Modified: June 8, 2016

Kenzie A. Cameron, PhD, MPH is a Research Associate Professor in the Feinberg School of Medicine. She is a health services researcher, with a background in health communication, persuasion and interpersonal communication. Much of her own research focuses on designing messages to promote preventative care, including flu shots, colorectal screening and similar services, through a wide variety of channels, with a particular focus on addressing racial and ethnic disparities. She is a faculty member in the Division of General Internal Medicine and Geriatrics in the Department of Medicine, but she also teaches a core course in the Program in Public Health, where she interacts with students in The Graduate School.

“I’m trained in communication but work within a clinical department, which gives me a chance to work with many different colleagues on critical health issues and services,” Kenzie says. “In addition to my own research, I serve as a co-investigator on many projects because of my qualitative expertise. To be able to take communication to the heart of medicine and feel in some way that what I’ve done has made a difference in someone’s life and a family’s life is really meaningful.”

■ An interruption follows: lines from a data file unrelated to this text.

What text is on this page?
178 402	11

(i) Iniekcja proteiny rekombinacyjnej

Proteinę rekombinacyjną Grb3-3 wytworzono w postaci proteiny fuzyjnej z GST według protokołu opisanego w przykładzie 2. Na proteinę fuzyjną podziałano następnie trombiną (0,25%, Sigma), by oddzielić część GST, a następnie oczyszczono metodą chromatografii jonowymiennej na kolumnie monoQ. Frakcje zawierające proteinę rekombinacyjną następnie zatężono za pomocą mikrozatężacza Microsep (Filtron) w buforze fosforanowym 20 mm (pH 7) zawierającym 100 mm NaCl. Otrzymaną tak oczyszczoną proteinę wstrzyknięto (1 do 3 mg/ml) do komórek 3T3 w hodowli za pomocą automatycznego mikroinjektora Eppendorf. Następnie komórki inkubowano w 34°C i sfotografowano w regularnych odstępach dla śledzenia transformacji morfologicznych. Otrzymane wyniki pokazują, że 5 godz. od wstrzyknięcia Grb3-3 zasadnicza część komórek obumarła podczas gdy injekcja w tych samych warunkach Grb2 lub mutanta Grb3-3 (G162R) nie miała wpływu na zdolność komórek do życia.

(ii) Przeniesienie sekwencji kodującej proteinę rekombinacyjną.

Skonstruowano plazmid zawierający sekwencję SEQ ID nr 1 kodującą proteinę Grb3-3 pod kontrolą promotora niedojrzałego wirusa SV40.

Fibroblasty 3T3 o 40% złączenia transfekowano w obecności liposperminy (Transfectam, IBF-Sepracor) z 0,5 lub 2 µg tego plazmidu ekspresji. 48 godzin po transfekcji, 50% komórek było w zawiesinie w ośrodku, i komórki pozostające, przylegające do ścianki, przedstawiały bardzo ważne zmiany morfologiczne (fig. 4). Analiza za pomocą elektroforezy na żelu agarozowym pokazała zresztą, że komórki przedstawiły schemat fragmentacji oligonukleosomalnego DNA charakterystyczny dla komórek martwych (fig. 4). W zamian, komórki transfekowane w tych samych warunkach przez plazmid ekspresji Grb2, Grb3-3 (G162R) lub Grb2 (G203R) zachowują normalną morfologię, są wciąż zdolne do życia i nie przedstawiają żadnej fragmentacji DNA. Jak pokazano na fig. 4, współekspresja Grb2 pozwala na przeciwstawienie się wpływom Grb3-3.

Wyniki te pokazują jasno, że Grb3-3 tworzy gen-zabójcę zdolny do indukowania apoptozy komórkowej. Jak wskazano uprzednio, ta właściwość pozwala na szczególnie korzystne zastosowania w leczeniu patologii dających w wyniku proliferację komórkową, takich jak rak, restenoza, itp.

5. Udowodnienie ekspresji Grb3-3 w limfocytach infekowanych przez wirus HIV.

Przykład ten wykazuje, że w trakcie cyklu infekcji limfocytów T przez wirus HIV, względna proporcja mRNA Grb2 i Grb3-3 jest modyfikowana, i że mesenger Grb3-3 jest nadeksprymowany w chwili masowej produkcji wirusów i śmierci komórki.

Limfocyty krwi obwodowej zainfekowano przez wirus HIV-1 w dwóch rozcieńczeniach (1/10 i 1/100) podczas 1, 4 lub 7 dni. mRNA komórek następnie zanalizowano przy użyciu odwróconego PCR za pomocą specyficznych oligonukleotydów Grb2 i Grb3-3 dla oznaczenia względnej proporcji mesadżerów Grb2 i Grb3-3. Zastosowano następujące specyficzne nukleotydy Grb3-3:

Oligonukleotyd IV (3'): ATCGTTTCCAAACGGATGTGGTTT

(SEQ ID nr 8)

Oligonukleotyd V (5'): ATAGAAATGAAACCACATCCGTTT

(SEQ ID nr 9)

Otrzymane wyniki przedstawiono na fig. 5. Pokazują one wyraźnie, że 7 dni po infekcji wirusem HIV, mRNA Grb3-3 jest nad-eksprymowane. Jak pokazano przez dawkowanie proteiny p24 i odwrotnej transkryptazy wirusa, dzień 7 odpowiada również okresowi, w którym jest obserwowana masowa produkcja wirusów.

Kenzie’s work explores new approaches to promoting preventive care, including projects encouraging adults over 65 to get flu shots and pneumococcal vaccinations. She collaborates closely with faculty, postdoctoral fellows, and students, and her partnerships with her colleagues was no doubt one of the reasons she received one of Feinberg’s two Mentor of the Year awards this year.

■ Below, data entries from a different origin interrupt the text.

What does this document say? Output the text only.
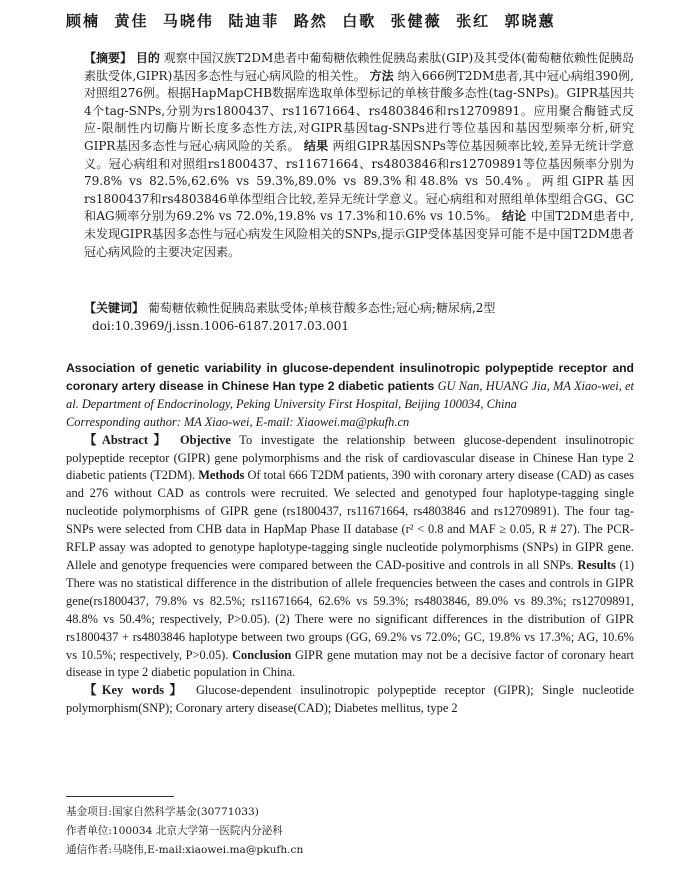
顾楠  黄佳  马晓伟  陆迪菲  路然  白歌  张健薇  张红  郭晓蕙
【摘要】 目的 观察中国汉族T2DM患者中葡萄糖依赖性促胰岛素肽(GIP)及其受体(葡萄糖依赖性促胰岛素肽受体,GIPR)基因多态性与冠心病风险的相关性。 方法 纳入666例T2DM患者,其中冠心病组390例,对照组276例。根据HapMapCHB数据库选取单体型标记的单核苷酸多态性(tag-SNPs)。GIPR基因共4个tag-SNPs,分别为rs1800437、rs11671664、rs4803846和rs12709891。应用聚合酶链式反应-限制性内切酶片断长度多态性方法,对GIPR基因tag-SNPs进行等位基因和基因型频率分析,研究GIPR基因多态性与冠心病风险的关系。 结果 两组GIPR基因SNPs等位基因频率比较,差异无统计学意义。冠心病组和对照组rs1800437、rs11671664、rs4803846和rs12709891等位基因频率分别为79.8% vs 82.5%,62.6% vs 59.3%,89.0% vs 89.3%和48.8% vs 50.4%。两组GIPR基因rs1800437和rs4803846单体型组合比较,差异无统计学意义。冠心病组和对照组单体型组合GG、GC和AG频率分别为69.2% vs 72.0%,19.8% vs 17.3%和10.6% vs 10.5%。 结论 中国T2DM患者中,未发现GIPR基因多态性与冠心病发生风险相关的SNPs,提示GIP受体基因变异可能不是中国T2DM患者冠心病风险的主要决定因素。
【关键词】 葡萄糖依赖性促胰岛素肽受体;单核苷酸多态性;冠心病;糖尿病,2型
doi:10.3969/j.issn.1006-6187.2017.03.001
Association of genetic variability in glucose-dependent insulinotropic polypeptide receptor and coronary artery disease in Chinese Han type 2 diabetic patients GU Nan, HUANG Jia, MA Xiao-wei, et al. Department of Endocrinology, Peking University First Hospital, Beijing 100034, China
Corresponding author: MA Xiao-wei, E-mail: Xiaowei.ma@pkufh.cn
【Abstract】 Objective To investigate the relationship between glucose-dependent insulinotropic polypeptide receptor (GIPR) gene polymorphisms and the risk of cardiovascular disease in Chinese Han type 2 diabetic patients (T2DM). Methods Of total 666 T2DM patients, 390 with coronary artery disease (CAD) as cases and 276 without CAD as controls were recruited. We selected and genotyped four haplotype-tagging single nucleotide polymorphisms of GIPR gene (rs1800437, rs11671664, rs4803846 and rs12709891). The four tag-SNPs were selected from CHB data in HapMap Phase II database (r² < 0.8 and MAF ≥ 0.05, R # 27). The PCR-RFLP assay was adopted to genotype haplotype-tagging single nucleotide polymorphisms (SNPs) in GIPR gene. Allele and genotype frequencies were compared between the CAD-positive and controls in all SNPs. Results (1) There was no statistical difference in the distribution of allele frequencies between the cases and controls in GIPR gene(rs1800437, 79.8% vs 82.5%; rs11671664, 62.6% vs 59.3%; rs4803846, 89.0% vs 89.3%; rs12709891, 48.8% vs 50.4%; respectively, P>0.05). (2) There were no significant differences in the distribution of GIPR rs1800437 + rs4803846 haplotype between two groups (GG, 69.2% vs 72.0%; GC, 19.8% vs 17.3%; AG, 10.6% vs 10.5%; respectively, P>0.05). Conclusion GIPR gene mutation may not be a decisive factor of coronary heart disease in type 2 diabetic population in China.
【Key words】 Glucose-dependent insulinotropic polypeptide receptor (GIPR); Single nucleotide polymorphism(SNP); Coronary artery disease(CAD); Diabetes mellitus, type 2
基金项目:国家自然科学基金(30771033)
作者单位:100034 北京大学第一医院内分泌科
通信作者:马晓伟,E-mail:xiaowei.ma@pkufh.cn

Kenzie is known in The Graduate School for her outstanding advocacy for graduate students, for which she received TGS’s Faculty Award for Service earlier this year, and for her annual participation as a faculty marshal in our PhD and MFA Hooding Ceremony. She has participated in the ceremony every year but one since 2004. After assisting with lining up the faculty, she leads the faculty procession, and directs faculty to where they need to go on stage during the ceremony to make sure it runs smoothly. A devoted participant in all things commencement, Kenzie had to order a new academic hood this year because hers faded from frequent use.

“I have always loved tradition and ritual, which was in part instilled in me by my father, who was given the title of University Marshal Emeritus at The Pennsylvania State University after years of serving as a faculty marshal and a university marshal,” she says. “He’s 77 years old and to this day serves as a nomenclator for several ceremonies. I remember how much my own hooding ceremony meant to me and my family – with some behind-the-scenes help, I was able to have my father hood me at my PhD ceremony at Michigan State University.” Looking back at her PhD graduation, Kenzie remembers it as being somewhat “bittersweet” as she bid farewell to mentors, classmates, and newly minted colleagues while at the same time celebrating the recognition of earning a PhD coupled with excitement for the future.

When asked about her approach to mentoring, Kenzie says, “I put a lot of time into mentoring, both because I enjoy the collaboration, but also because I was fortunate to have had amazing mentors myself. Understanding what an individual needs whatever the time, day or stage of career is critical. Receiving Feinberg’s Mentor of the Year award means so much to me because it suggests that all of the time and effort people have put into me over the years to help me develop has been passed on. There’s a chain of mentoring at play: we’re a product of many mentors of our own. I would not be where I am without my graduate advisor, and he would not be where he is without his advisor, and so on. It’s all about paying it forward.”

TGS’s PhD and MFA Ceremony will take place on Thursday, June 16, 2016. It will be streamed on TGS’s website, where you’ll be able to see Kenzie in her role as faculty marshal.